Scritto da Tiziano Fogliata

Martedì scorso Facebook ha svelato al mondo la sua grandiosa novità, chiamata Graph Search. Si tratta di una funzione che permetterà finalmente di effettuare delle ricerche un po’ più utili su Facebook, dato che al momento le funzionalità di ricerca sul social network sono veramente elementari.

i like su Facebook

Molti hanno iniziato a confrontare il nuovo sistema di ricerca di Facebook con quello di Google, ipotizzando una sfida dagli esiti incerti.

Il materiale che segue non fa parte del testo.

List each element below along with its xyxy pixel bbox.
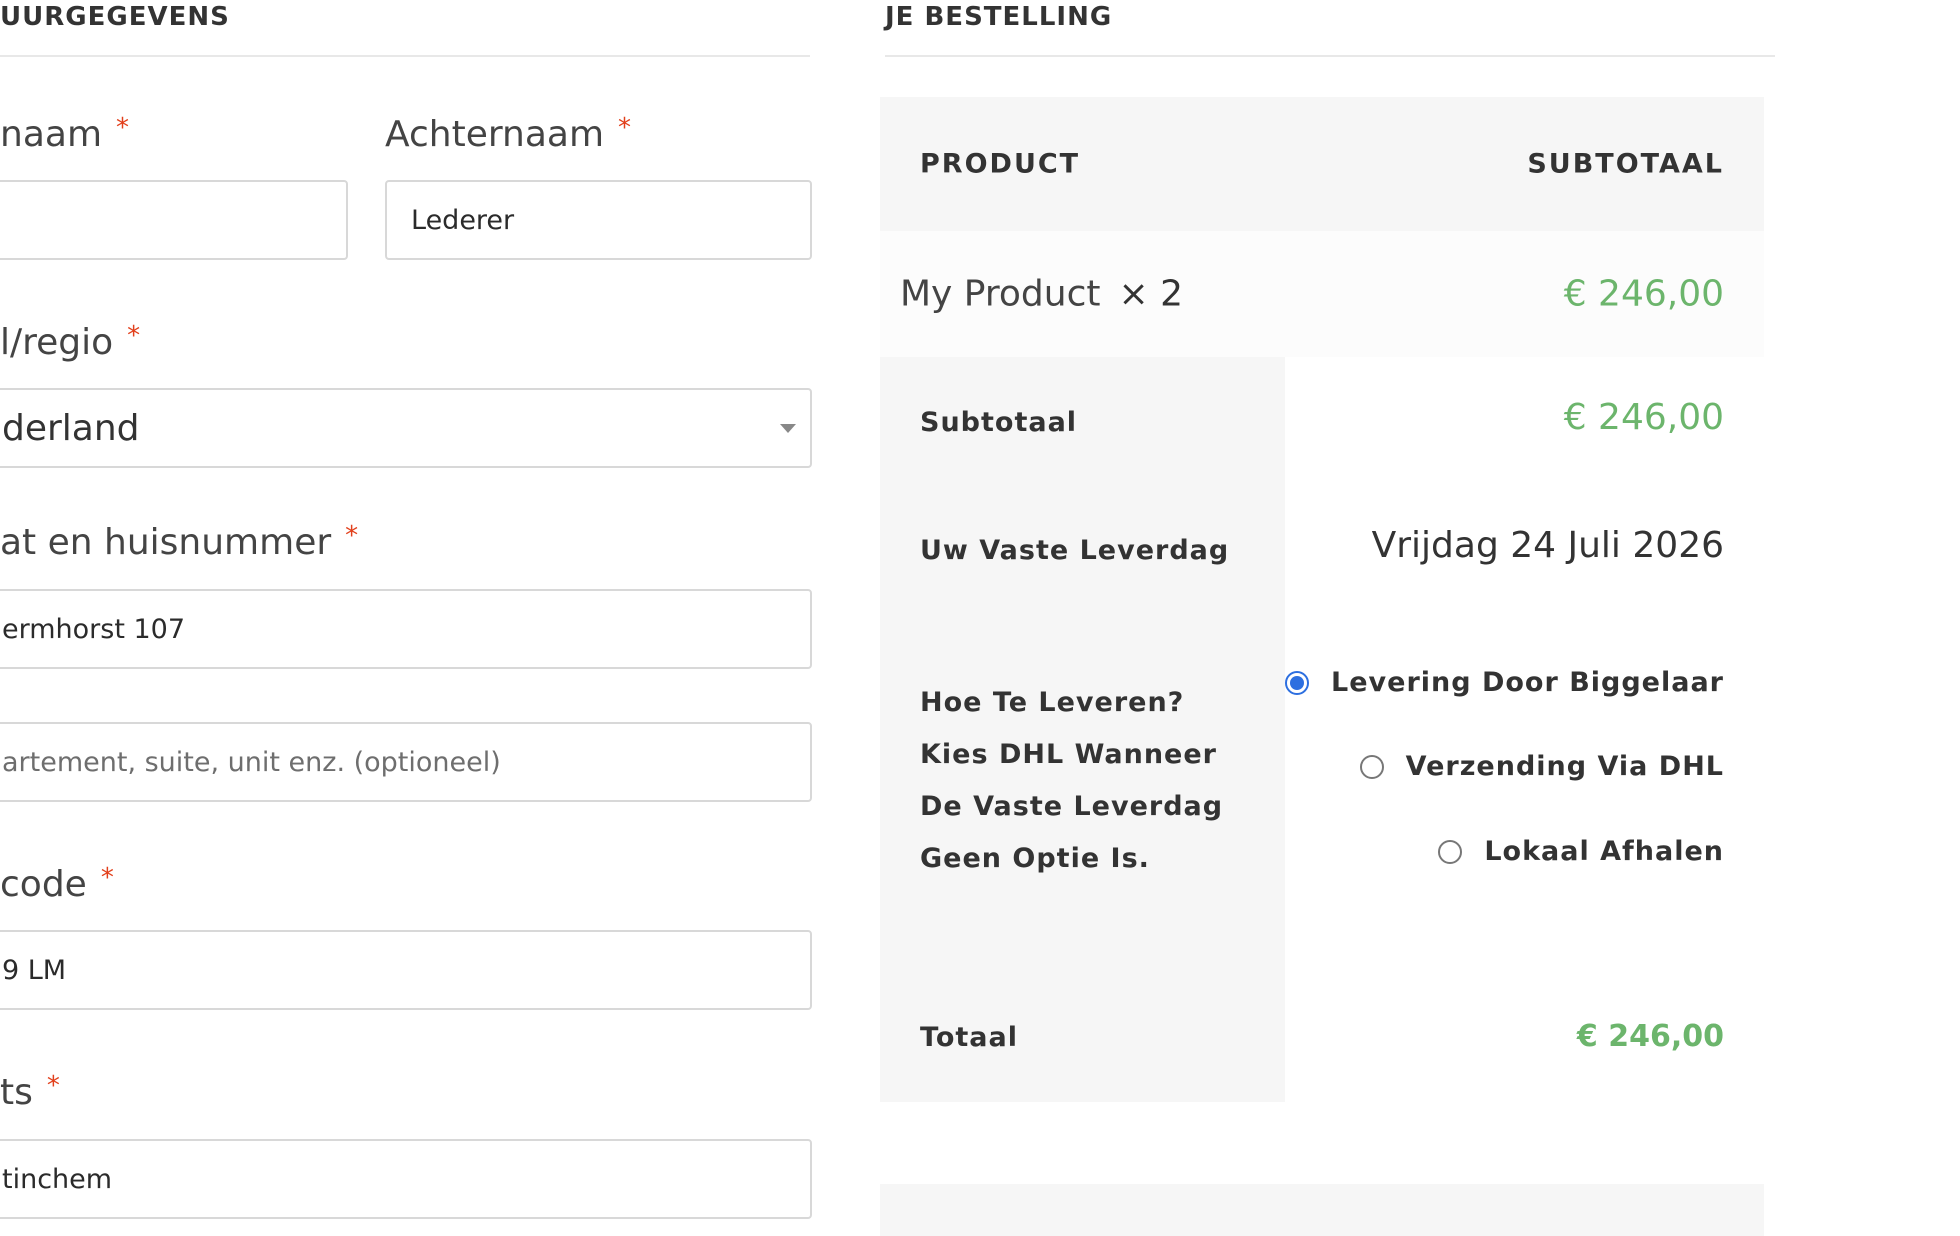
country-label-text: l/regio — [0, 322, 114, 363]
last-name-field[interactable]: Lederer — [385, 180, 812, 260]
radio-selected-icon[interactable] — [1285, 670, 1310, 695]
required-marker: * — [116, 113, 130, 143]
chevron-down-icon — [780, 424, 796, 433]
radio-unselected-icon[interactable] — [1359, 754, 1384, 779]
postcode-label: code * — [0, 863, 114, 905]
country-select-value: derland — [2, 407, 140, 449]
product-name: My Product — [900, 273, 1101, 315]
radio-unselected-icon[interactable] — [1438, 839, 1463, 864]
postcode-label-text: code — [0, 864, 87, 905]
order-table-header: PRODUCT SUBTOTAAL — [880, 97, 1764, 231]
shipping-option-label: Levering Door Biggelaar — [1331, 667, 1724, 698]
city-label: ts * — [0, 1071, 60, 1113]
street-label-text: at en huisnummer — [0, 522, 332, 563]
shipping-option-pickup[interactable]: Lokaal Afhalen — [1438, 836, 1724, 867]
billing-heading: UURGEGEVENS — [0, 2, 230, 32]
delivery-day-value: Vrijdag 24 Juli 2026 — [1371, 525, 1724, 566]
postcode-field[interactable]: 9 LM — [0, 930, 812, 1010]
city-label-text: ts — [0, 1072, 33, 1113]
shipping-option-label: Verzending Via DHL — [1405, 751, 1724, 782]
required-marker: * — [46, 1071, 60, 1101]
order-item-name: My Product × 2 — [900, 274, 1183, 315]
product-quantity: × 2 — [1118, 273, 1184, 315]
last-name-label: Achternaam * — [385, 113, 632, 155]
order-heading: JE BESTELLING — [885, 2, 1113, 32]
address2-field[interactable]: artement, suite, unit enz. (optioneel) — [0, 722, 812, 802]
last-name-label-text: Achternaam — [385, 114, 605, 155]
subtotal-label: Subtotaal — [920, 407, 1078, 438]
subtotal-value: € 246,00 — [1563, 397, 1724, 438]
subtotal-column-header: SUBTOTAAL — [1527, 148, 1724, 180]
order-item-row: My Product × 2 € 246,00 — [880, 231, 1764, 357]
shipping-option-dhl[interactable]: Verzending Via DHL — [1359, 751, 1724, 782]
country-select[interactable]: derland — [0, 388, 812, 468]
required-marker: * — [618, 113, 632, 143]
required-marker: * — [345, 521, 359, 551]
shipping-option-label: Lokaal Afhalen — [1484, 836, 1724, 867]
required-marker: * — [100, 863, 114, 893]
country-label: l/regio * — [0, 321, 141, 363]
total-label: Totaal — [920, 1022, 1018, 1053]
billing-divider — [0, 55, 810, 57]
product-column-header: PRODUCT — [920, 148, 1081, 180]
shipping-method-label: Hoe Te Leveren? Kies DHL Wanneer De Vast… — [920, 687, 1224, 874]
first-name-field[interactable] — [0, 180, 348, 260]
city-field[interactable]: tinchem — [0, 1139, 812, 1219]
payment-methods-box — [880, 1184, 1764, 1236]
first-name-label-text: naam — [0, 114, 103, 155]
total-value: € 246,00 — [1576, 1019, 1724, 1054]
shipping-option-biggelaar[interactable]: Levering Door Biggelaar — [1285, 667, 1724, 698]
delivery-day-label: Uw Vaste Leverdag — [920, 535, 1230, 566]
first-name-label: naam * — [0, 113, 130, 155]
order-item-price: € 246,00 — [1563, 273, 1724, 315]
street-label: at en huisnummer * — [0, 521, 359, 563]
order-divider — [885, 55, 1775, 57]
street-field[interactable]: ermhorst 107 — [0, 589, 812, 669]
required-marker: * — [127, 321, 141, 351]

Ogni ipotesi è ovviamente possibile e ognuno è libero di dire la sua. Tra 3, 5 o 10 anni è possibile che tutti cercheremo su Facebook e nessuno utilizzerà più Google, ma è altrettanto possibile il contrario. Prima di delineare ipotetici scenari futuri mi piacerebbe però almeno provare la nuova funzione di ricerca, ma per farlo sarà necessario attendere ancora qualche mese.

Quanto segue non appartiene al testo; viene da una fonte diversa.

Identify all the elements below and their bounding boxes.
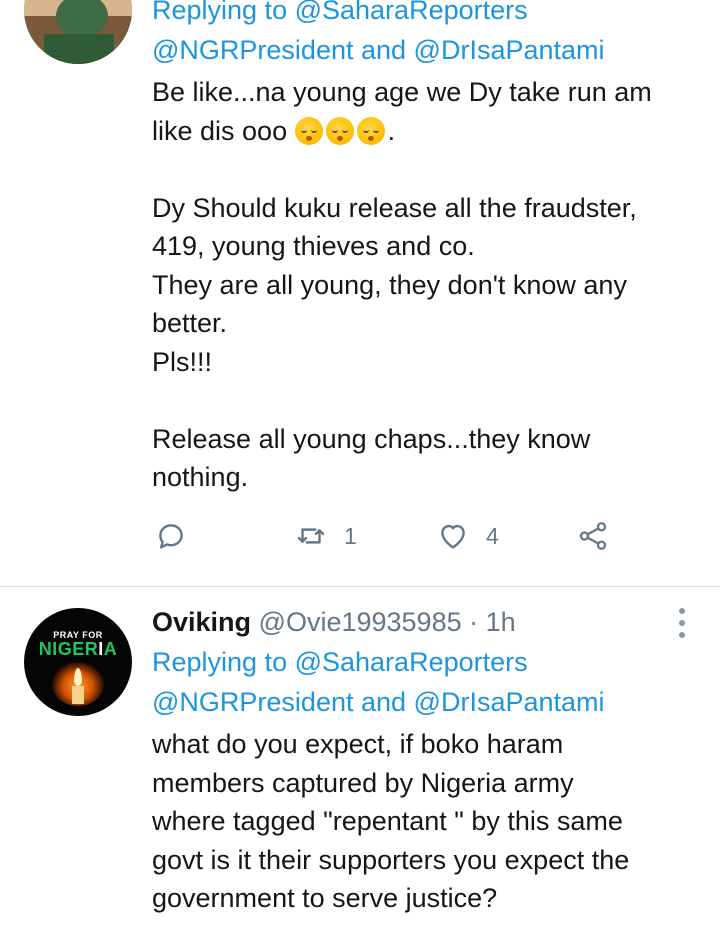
replying-to: Replying to @SaharaReporters [152,0,702,30]
replying-to-label: Replying to [152,0,295,25]
mention-link[interactable]: @SaharaReporters [295,647,528,677]
mention-link[interactable]: @DrIsaPantami [414,687,605,717]
kissing-face-emoji-icon [294,116,323,145]
separator-dot: · [461,607,486,637]
avatar[interactable] [24,0,132,64]
kissing-face-emoji-icon [325,116,354,145]
like-button[interactable]: 4 [436,516,499,556]
candle-flame-icon [74,668,82,686]
replying-to-label: Replying to [152,647,295,677]
retweet-icon [297,528,325,544]
user-handle[interactable]: @Ovie19935985 [259,607,462,637]
conjunction-text: and [353,687,414,717]
mention-link[interactable]: @DrIsaPantami [414,35,605,65]
comment-icon [159,524,183,549]
retweet-count: 1 [344,522,357,549]
mention-link[interactable]: @SaharaReporters [295,0,528,25]
heart-icon [441,524,465,549]
kissing-face-emoji-icon [356,116,385,145]
conjunction-text: and [353,35,414,65]
avatar-text-big: NIGERIA [38,639,118,659]
tweet-body: what do you expect, if boko haram member… [152,729,630,913]
display-name[interactable]: Oviking [152,607,251,637]
candle-icon [72,686,84,704]
retweet-button[interactable]: 1 [294,516,357,556]
replying-to-continued: @NGRPresident and @DrIsaPantami [152,30,702,70]
mention-link[interactable]: @NGRPresident [152,687,353,717]
avatar[interactable]: PRAY FOR NIGERIA [24,608,132,716]
tweet-body: Be like...na young age we Dy take run am… [152,73,702,497]
avatar-photo [24,0,132,64]
mention-link[interactable]: @NGRPresident [152,35,353,65]
like-count: 4 [486,522,499,549]
tweet-header: Oviking @Ovie19935985 · 1h [152,602,702,642]
share-icon [579,522,607,550]
tweet-body-punctuation: . [387,115,396,146]
tweet-content: Replying to @SaharaReporters @NGRPreside… [152,0,702,497]
replying-to: Replying to @SaharaReporters [152,642,702,682]
reply-button[interactable] [154,516,188,556]
tweet-body-line: Be like...na young age we Dy take run am [152,77,652,107]
tweet-2[interactable]: PRAY FOR NIGERIA Oviking @Ovie19935985 ·… [0,586,720,930]
tweet-body-rest: Dy Should kuku release all the fraudster… [152,192,637,493]
tweet-content: Oviking @Ovie19935985 · 1h Replying to @… [152,602,702,918]
tweet-actions: 1 4 [152,516,632,556]
timestamp[interactable]: 1h [486,607,516,637]
tweet-body-line: like dis ooo [152,115,295,146]
share-button[interactable] [576,516,610,556]
replying-to-continued: @NGRPresident and @DrIsaPantami [152,682,702,722]
tweet-1[interactable]: Replying to @SaharaReporters @NGRPreside… [0,0,720,586]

Al momento però, possiamo fare delle considerazioni sulla base di quanto sappiamo, ed è quello che ha fatto Steve Cheney in un interessante post su questo argomento.

La nuova funzione di ricerca di Facebook si pone l’obiettivo di fornire agli utenti informazioni più rilevanti su persone, luoghi, interessi, immagini, eventi e su tutte le varie entità presenti sul social network.

Probabilmente però, il valore attribuito da Facebook a tutte queste connessioni è più debole di quanto si pensi, essendo basato essenzialmente sul “Like”, il famoso “Mi piace”.

È possibile dire che ogni like che gli utenti esprimo su Facebook è sinonimo di effettivo gradimento per quell’oggetto? Un like rappresenta una relazione forte tra una persona e un’entità?

Quante aziende hanno utilizzato e utilizzano tuttora campagne di advertising su Facebook per acquisire fan? Quanti hanno sfruttato anche sistemi “meno puliti” per poter mostrare un numero di fan più elevato rispetto a quello dei concorrenti? Qualsiasi sistema abbiamo utilizzato hanno sostanzialmente comprato dei like.

La rincorsa verso un numero maggiore di “Mi piace” è stata alimentata dalla speranza che prima o poi sarebbe successo qualcosa di miracoloso. Ovviamente qualcuno ha ottenuto ottimi risultati se è riuscito a gestire bene questa crescita e a coinvolgere adeguatamente i propri fan. Molti altri si sono limitati a vedere crescere quel numero sulla loro pagina senza però trarne alcun beneficio.

Non dimentichiamo poi quei concorsi e quelle iniziative che richiedevano il “Mi piace” per partecipare, oppure per vedere il contenuto della pagina.

Tutti questi “Mi piace” possono quindi essere visti come un reale endorsement di una persona verso un brand o una generica entità? Direi di no.

È inevitabile pensare che tutta questa attività di “liking passivo“, ossia di quei like dati senza una reale motivazione, abbiano in un certo senso “sporcato” l’ecosistema di Facebook, facendo in parte perdere il reale valore di quell’azione.

Quanto potrebbero essere utili dei risultati di ricerca che si basano su queste premesse? Non si rischia che i risultati vengano forniti seguendo più il criterio della popolarità che non quello della rilevanza?

Queste però al momento sono solo considerazioni. Sarà necessario aspettare di vedere in azione la nuova funzione di ricerca prima di effettuare ulteriori valutazioni.